Dear Klaus,
You are right. I expressed myself in a clumsy way with respect to evolution. The term “random selection” is imprecise. I was jumbling random drifting, natural selection, and I should probably have been more careful even at that. Evolution takes place when mutations occur. The process of mutation is random. Most mutations are not viable. On rare occasions, generally extremely rare, a mutation comes along that is suited to an open niche in the environment. Those are the mutations that do not prove to be non-viable. Mutations that thrive in an available niche survive to give rise to the next versions of species until they, too, mutate to become something yet again. It is not a case of “selection” in the case of anyone or anything intentionally “selecting” the mutated entity. Drift is better in that sense, and the creature that drifts into an appropriate place in a fitness landscape thrives. In this sense, viability and non-viability are extremely contingent on time, place, and context.
We both agree that evolution does not design. Design requires intention.
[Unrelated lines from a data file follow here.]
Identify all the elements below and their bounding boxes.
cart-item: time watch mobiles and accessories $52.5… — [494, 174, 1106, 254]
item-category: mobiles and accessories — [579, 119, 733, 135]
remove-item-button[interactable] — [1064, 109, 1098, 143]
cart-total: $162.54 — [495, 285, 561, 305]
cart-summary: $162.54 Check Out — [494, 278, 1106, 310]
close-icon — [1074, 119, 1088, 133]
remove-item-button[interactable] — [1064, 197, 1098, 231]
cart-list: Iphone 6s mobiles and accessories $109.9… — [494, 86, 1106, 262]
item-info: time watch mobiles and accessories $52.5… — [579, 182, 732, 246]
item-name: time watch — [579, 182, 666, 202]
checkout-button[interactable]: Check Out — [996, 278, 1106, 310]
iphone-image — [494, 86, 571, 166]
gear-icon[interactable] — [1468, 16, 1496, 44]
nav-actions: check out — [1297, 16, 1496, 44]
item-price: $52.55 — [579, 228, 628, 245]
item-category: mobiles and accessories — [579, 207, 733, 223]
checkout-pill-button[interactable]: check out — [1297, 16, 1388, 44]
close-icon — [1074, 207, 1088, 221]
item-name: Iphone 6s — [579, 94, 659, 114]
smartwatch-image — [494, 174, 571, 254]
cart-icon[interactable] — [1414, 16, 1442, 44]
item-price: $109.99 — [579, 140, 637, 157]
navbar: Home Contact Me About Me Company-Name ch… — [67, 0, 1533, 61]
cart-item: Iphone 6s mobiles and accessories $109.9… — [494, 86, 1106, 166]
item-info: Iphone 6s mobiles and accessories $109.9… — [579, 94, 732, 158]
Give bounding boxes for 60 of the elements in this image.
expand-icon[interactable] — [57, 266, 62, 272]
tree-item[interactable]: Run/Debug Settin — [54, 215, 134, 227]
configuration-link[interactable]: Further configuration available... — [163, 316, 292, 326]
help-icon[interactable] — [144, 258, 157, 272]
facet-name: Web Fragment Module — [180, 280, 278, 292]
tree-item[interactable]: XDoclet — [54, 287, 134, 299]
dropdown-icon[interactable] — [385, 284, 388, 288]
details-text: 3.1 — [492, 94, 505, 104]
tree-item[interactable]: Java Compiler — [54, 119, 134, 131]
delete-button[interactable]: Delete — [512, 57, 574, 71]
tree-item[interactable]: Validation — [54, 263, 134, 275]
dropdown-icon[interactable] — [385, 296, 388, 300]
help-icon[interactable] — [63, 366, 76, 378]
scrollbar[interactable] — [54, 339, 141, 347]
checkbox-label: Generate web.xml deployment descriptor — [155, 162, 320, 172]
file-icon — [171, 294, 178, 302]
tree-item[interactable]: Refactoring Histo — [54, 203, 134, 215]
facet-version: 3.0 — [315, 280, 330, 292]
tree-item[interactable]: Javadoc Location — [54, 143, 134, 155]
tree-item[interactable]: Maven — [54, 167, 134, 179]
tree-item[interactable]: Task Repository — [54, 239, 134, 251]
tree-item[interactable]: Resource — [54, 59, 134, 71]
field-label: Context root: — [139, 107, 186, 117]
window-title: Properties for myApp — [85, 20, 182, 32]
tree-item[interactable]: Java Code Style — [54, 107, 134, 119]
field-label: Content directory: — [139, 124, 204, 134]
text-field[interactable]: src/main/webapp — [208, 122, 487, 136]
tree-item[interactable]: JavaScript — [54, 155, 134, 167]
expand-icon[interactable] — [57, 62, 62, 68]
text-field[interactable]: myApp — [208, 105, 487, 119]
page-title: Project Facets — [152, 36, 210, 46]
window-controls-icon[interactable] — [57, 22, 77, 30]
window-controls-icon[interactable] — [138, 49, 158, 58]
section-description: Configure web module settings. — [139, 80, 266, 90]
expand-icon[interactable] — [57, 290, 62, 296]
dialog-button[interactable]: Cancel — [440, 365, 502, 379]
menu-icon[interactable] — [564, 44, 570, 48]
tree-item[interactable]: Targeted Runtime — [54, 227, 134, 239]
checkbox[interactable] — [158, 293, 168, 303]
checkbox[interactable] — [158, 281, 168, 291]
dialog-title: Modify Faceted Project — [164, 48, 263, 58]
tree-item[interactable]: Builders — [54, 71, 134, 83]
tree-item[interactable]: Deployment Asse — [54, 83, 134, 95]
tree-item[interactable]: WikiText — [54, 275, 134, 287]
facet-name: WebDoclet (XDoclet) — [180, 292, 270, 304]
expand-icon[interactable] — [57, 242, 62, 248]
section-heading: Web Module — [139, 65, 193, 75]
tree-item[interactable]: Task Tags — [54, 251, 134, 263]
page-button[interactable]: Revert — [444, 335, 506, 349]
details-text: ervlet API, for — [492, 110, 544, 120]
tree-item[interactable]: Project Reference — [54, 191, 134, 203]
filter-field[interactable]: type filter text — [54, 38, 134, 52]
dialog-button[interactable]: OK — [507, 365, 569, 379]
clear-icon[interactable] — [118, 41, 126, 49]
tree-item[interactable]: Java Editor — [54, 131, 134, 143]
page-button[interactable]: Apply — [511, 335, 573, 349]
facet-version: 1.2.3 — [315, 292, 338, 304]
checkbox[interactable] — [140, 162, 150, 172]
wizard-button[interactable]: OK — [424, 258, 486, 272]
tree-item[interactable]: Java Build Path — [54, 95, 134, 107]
The mechanisms that propel evolution do not exhibit intentional properties.
Yours,
Ken
Klaus Krippendorff wrote:
—snip—
Just a clarification:
Evolution is not explainable by random selection. In fact what is random is not selected. Some biologists call it random drifting.
The crucial feature left out in this discussion is that evolution proceeds by mutation that do not prove to be non-viable. Evolution affords negative explanations: one usually can explain why something didn't succeed, was not viable, but not why something succeeded.
Design aims at proposing something new with the claim that it will work, does well, provides benefits to others who need to be enrolled in the designers' projects. If designers would not have that future orientation they would indeed not be better than the weed that evolves in my garden.